Even besides the Hepburn-Astaire equation, we get music by the Gershwins and direction by Stanley Donen (Singin' in the Rain). We find revelations in Kay Thompson as the brassy editor of a fashion magazine -- that whole industry gets a barbed spoofing in the film, highlighted by the musical montage "Think Mink" -- and her high-kicking duet with Astaire in the "Clap Yo' Hands" number is a showstopper. Astaire's song-and-dance solo with an umbrella and cape, to Gershwin's "Let's Kiss and Make Up," likewise shows us that the vintage hoofer still had the moves in the final years of his career. And then there's Hepburn, whose fervent young bookworm from Greenwich Village gets the butterfly upgrade with extravagant Parisian chic and Givenchy haute couture. Well, what's being a Hollywood icon all about, anyway?

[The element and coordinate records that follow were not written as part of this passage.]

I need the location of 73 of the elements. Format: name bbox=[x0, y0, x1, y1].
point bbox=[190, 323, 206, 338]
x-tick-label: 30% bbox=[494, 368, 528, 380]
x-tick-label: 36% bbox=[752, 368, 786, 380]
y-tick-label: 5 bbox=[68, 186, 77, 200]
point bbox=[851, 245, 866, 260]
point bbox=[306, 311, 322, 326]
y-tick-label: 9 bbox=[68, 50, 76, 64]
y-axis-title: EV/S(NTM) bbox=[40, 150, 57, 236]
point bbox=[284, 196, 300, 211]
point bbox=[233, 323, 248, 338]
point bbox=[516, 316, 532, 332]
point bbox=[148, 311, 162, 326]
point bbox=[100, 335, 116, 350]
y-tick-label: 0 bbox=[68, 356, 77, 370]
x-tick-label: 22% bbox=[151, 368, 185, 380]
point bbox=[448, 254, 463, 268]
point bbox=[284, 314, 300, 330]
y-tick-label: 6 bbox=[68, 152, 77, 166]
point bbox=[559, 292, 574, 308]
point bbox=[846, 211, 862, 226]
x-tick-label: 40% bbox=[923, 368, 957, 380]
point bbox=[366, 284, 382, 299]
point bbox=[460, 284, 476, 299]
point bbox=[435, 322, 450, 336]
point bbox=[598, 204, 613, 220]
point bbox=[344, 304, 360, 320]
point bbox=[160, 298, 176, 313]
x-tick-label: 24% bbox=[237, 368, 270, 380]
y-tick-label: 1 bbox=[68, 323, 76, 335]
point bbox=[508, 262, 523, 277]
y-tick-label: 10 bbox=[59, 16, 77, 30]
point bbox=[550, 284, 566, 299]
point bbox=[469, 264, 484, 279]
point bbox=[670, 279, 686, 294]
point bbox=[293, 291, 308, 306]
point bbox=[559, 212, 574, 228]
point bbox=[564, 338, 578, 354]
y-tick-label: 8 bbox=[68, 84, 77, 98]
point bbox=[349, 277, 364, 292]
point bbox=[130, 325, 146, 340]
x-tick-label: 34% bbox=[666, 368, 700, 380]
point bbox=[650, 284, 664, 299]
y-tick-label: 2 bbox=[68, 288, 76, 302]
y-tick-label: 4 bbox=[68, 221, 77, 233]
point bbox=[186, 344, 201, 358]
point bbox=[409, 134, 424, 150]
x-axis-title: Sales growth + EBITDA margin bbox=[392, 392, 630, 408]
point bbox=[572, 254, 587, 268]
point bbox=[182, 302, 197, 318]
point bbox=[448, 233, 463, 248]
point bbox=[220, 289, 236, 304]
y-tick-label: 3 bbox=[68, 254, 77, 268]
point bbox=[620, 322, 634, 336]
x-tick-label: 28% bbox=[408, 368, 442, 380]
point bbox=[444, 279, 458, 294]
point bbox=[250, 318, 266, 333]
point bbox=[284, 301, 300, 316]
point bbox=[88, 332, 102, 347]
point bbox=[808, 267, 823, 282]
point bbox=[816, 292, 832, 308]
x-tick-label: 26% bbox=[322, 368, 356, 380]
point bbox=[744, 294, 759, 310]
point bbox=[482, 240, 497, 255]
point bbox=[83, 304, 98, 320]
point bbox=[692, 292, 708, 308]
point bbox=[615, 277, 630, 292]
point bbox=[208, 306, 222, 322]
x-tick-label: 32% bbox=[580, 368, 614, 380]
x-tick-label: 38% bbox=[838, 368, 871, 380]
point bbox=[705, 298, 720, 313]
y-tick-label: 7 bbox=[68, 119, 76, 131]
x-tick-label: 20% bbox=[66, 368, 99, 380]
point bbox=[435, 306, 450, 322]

But no doubt Funny Face's best-remembered sequence is Hepburn's jazz dance in a beatniks-and-bebop nightclub. We can forgive The Gap for pirating it for their Skinny Black Pant commercials:
Paramount's two-disc, newly remastered Centennial Collection DVD delivers the film with a sparkling transfer and strong Dolby Digital 5.1 audio. The extras here tend toward the fluffy (really, do we need the short puff pieces on Paris, the VistaVision process, and the fashion industry?), but a worthwhile addition is the half-hour appreciation of actress-artist-dancer-singer Kay Thompson, with testimonials from the likes of goddaughter Liza Minnelli and biographer Sam Irvin. "Paramount in the '50s" is ten minutes of the expected self-promoting rah-rah, but fans of Funny Face will have plenty to see in the three click-through photo galleries of behind-the-scenes shots and promotional art. As with Breakfast at Tiffany's, the box includes an illustrated eight-page booklet with production info and color photos.